A neutralidade como receita de sucesso
A Suíça não toma partido nas guerras. Graças a essa neutralidade, o país conseguiu ficar longe de conflitos desde muito tempo. Hoje, ela pratica uma neutralidade mais ativa, que por vezes levanta questões e suspeitas.
Deve notar-se, antes de tudo, que a Suíça não inventou a neutralidade, existem exemplos que já foram encontrados no Antigo Testamento e na antiguidade greco-romana. Além da Suíça, Malta, Costa Rica e Camboja são países com neutralidade permanente, e Irlanda, Suécia, Finlândia e Áustria são países não alinhados. Mas a Suíça é o país que há mais tempo pratica a neutralidade como política de Estado. E a neutralidade se mantém firme.

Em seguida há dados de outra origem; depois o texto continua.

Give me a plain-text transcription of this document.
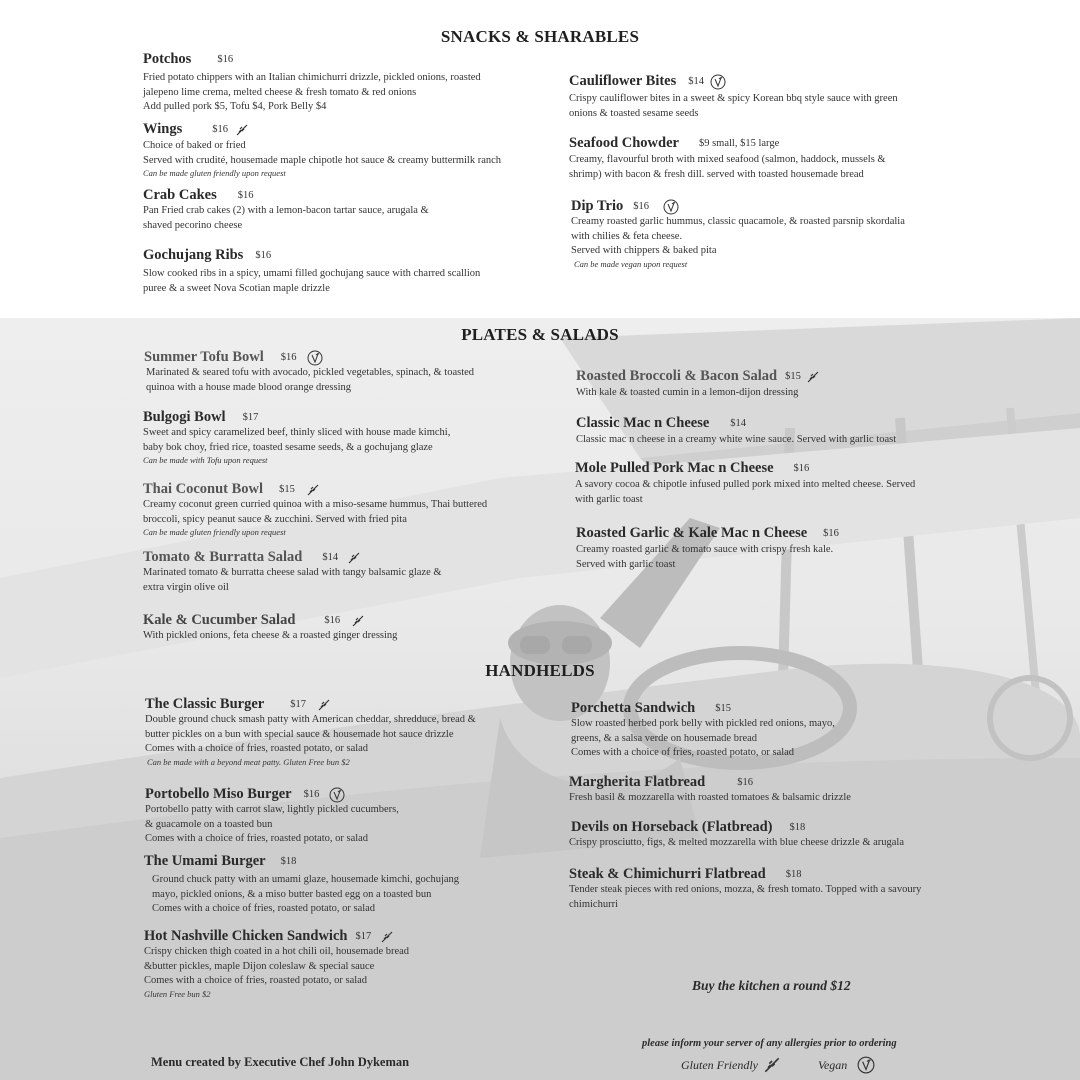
SNACKS & SHARABLES
PLATES & SALADS
HANDHELDS
Potchos $16
Fried potato chippers with an Italian chimichurri drizzle, pickled onions, roasted
jalepeno lime crema, melted cheese & fresh tomato & red onions
Add pulled pork $5, Tofu $4, Pork Belly $4
Wings	$16
Choice of baked or fried
Served with crudité, housemade maple chipotle hot sauce & creamy buttermilk ranch
Can be made gluten friendly upon request
Crab Cakes $16
Pan Fried crab cakes (2) with a lemon-bacon tartar sauce, arugala &
shaved pecorino cheese
Gochujang Ribs $16
Slow cooked ribs in a spicy, umami filled gochujang sauce with charred scallion
puree & a sweet Nova Scotian maple drizzle
Cauliflower Bites $14
Crispy cauliflower bites in a sweet & spicy Korean bbq style sauce with green
onions & toasted sesame seeds
Seafood Chowder $9 small, $15 large
Creamy, flavourful broth with mixed seafood (salmon, haddock, mussels &
shrimp) with bacon & fresh dill. served with toasted housemade bread
Dip Trio $16
Creamy roasted garlic hummus, classic quacamole, & roasted parsnip skordalia
with chilies & feta cheese.
Served with chippers & baked pita
Can be made vegan upon request
Summer Tofu Bowl $16
Marinated & seared tofu with avocado, pickled vegetables, spinach, & toasted
quinoa with a house made blood orange dressing
Bulgogi Bowl $17
Sweet and spicy caramelized beef, thinly sliced with house made kimchi,
baby bok choy, fried rice, toasted sesame seeds, & a gochujang glaze
Can be made with Tofu upon request
Thai Coconut Bowl $15
Creamy coconut green curried quinoa with a miso-sesame hummus, Thai buttered
broccoli, spicy peanut sauce & zucchini. Served with fried pita
Can be made gluten friendly upon request
Tomato & Burratta Salad $14
Marinated tomato & burratta cheese salad with tangy balsamic glaze &
extra virgin olive oil
Kale & Cucumber Salad	$16
With pickled onions, feta cheese & a roasted ginger dressing
Roasted Broccoli & Bacon Salad $15
With kale & toasted cumin in a lemon-dijon dressing
Classic Mac n Cheese $14
Classic mac n cheese in a creamy white wine sauce. Served with garlic toast
Mole Pulled Pork Mac n Cheese $16
A savory cocoa & chipotle infused pulled pork mixed into melted cheese. Served
with garlic toast
Roasted Garlic & Kale Mac n Cheese $16
Creamy roasted garlic & tomato sauce with crispy fresh kale.
Served with garlic toast
The Classic Burger $17
Double ground chuck smash patty with American cheddar, shredduce, bread &
butter pickles on a bun with special sauce & housemade hot sauce drizzle
Comes with a choice of fries, roasted potato, or salad
Can be made with a beyond meat patty. Gluten Free bun $2
Portobello Miso Burger $16
Portobello patty with carrot slaw, lightly pickled cucumbers,
& guacamole on a toasted bun
Comes with a choice of fries, roasted potato, or salad
The Umami Burger $18
Ground chuck patty with an umami glaze, housemade kimchi, gochujang
mayo, pickled onions, & a miso butter basted egg on a toasted bun
Comes with a choice of fries, roasted potato, or salad
Hot Nashville Chicken Sandwich $17
Crispy chicken thigh coated in a hot chili oil, housemade bread
&butter pickles, maple Dijon coleslaw & special sauce
Comes with a choice of fries, roasted potato, or salad
Gluten Free bun $2
Porchetta Sandwich $15
Slow roasted herbed pork belly with pickled red onions, mayo,
greens, & a salsa verde on housemade bread
Comes with a choice of fries, roasted potato, or salad
Margherita Flatbread	$16
Fresh basil & mozzarella with roasted tomatoes & balsamic drizzle
Devils on Horseback (Flatbread) $18
Crispy prosciutto, figs, & melted mozzarella with blue cheese drizzle & arugala
Steak & Chimichurri Flatbread $18
Tender steak pieces with red onions, mozza, & fresh tomato. Topped with a savoury
chimichurri
Buy the kitchen a round $12
please inform your server of any allergies prior to ordering
Gluten Friendly	Vegan
Menu created by Executive Chef John Dykeman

Isso não tem nada de surpreendente, e a neutralidade suíça é um modelo vencedor: este pequeno estado multilíngue, confessional e culturalmente misturado, conseguiu manter-se afastado de guerras e conflitos múltiplos e manter-se vivo no meio de grandes potências que se engalfinhavam. Para a população, a neutralidade tornou-se um sinal de identidade nacional.
Tudo começou com um massacre
Mas como nasceu essa neutralidade suiça? Na Idade Média, os suíços eram tudo menos neutros e pacíficos: durante séculos, mais de um milhão de mercenários suíços lutaram em exércitos estrangeiros. Nenhum outro país forneceu tantos guerreiros quanto a Suíça. Em caso de ataque contra a Suíça, o país poderia contar com essas tropas. É por isso que nenhum país belicoso que empregasse mercenários suíços teve qualquer interesse em atacar a Suíça. Assim, “alugar” soldados a diversos países foi, paradoxalmente, o primeiro passo para a neutralidade.
Após a batalha perdida de Marignan em 1515, com seus 10 000 soldados suíços mortos, ficou claro para o país que uma política de expansão só poderia levar à ruína. A Suíça torna-se então neutra de fato, estabelecendo uma tradição oficializada numa declaração oficial de neutralidade em 1674. Em 1814/15, o Congresso de Viena, que redesenhou o mapa da Europa ao fim das guerras napoleônicas, consagrou a neutralidade suíça no direito internacional.
A neutralidade torna-se relativa
No entanto, já em 1989, a neutralidade suíça perdeu peso, com sua função protetora tornando-se obsoleta por conta do fim da Guerra Fria. A política externa do país toma então uma atitude mais ativa. Assim, Berna amplia suas missões humanitárias, há muito consideradas como um complemento legítimo à sua neutralidade. Mesmo a entrada nas Nações Unidas de repente soou compatível com a neutralidade. Conforme o governo declarou no seu pedido de adesão em 2002, a Suíça permanecerá neutra mesmo como membro das Nações Unidas.
Apesar da relativização e da perda de importância, o governo, o parlamento, os partidos políticos e a população são fundamentalmente neutros. Na prática, porém, é recorrente o debate na sociedade sobre o que é compatível com ela e o que não é.
Por exemplo, as exportações de armas, que representam uma importante fonte de receitas para a Suíça, são regularmente consideradas uma violação da neutralidade. A Suíça esteve envolvida em missões de manutenção da paz desde 1953, mas a neutralidade impede o pessoal do exército suíço envolvido em tais missões de participar de operações militares. A questão se eles têm o direito de se armar para se defender foi finalmente resolvida por uma votação popular em 2001.
O último caso: com a aquisição de drones de vigilância produzidos por Israel, funcionários do Departamento Federal de Armamentos foram acompanhar testes realizados nas Colinas do Golã, originalmente território sírio ocupado pelos israelenses desde a guerra de 1967. A visita foi considerada como contrária ao princípio da neutralidade.
No entanto, pode-se argumentar que a adesão da Suíça à União Europeia não violaria a neutralidade, uma vez que Bruxelas não impõe um dever de assistência militar recíproca. Por outro lado, não foi feito nenhum convite para a Suíça se juntar à OTAN.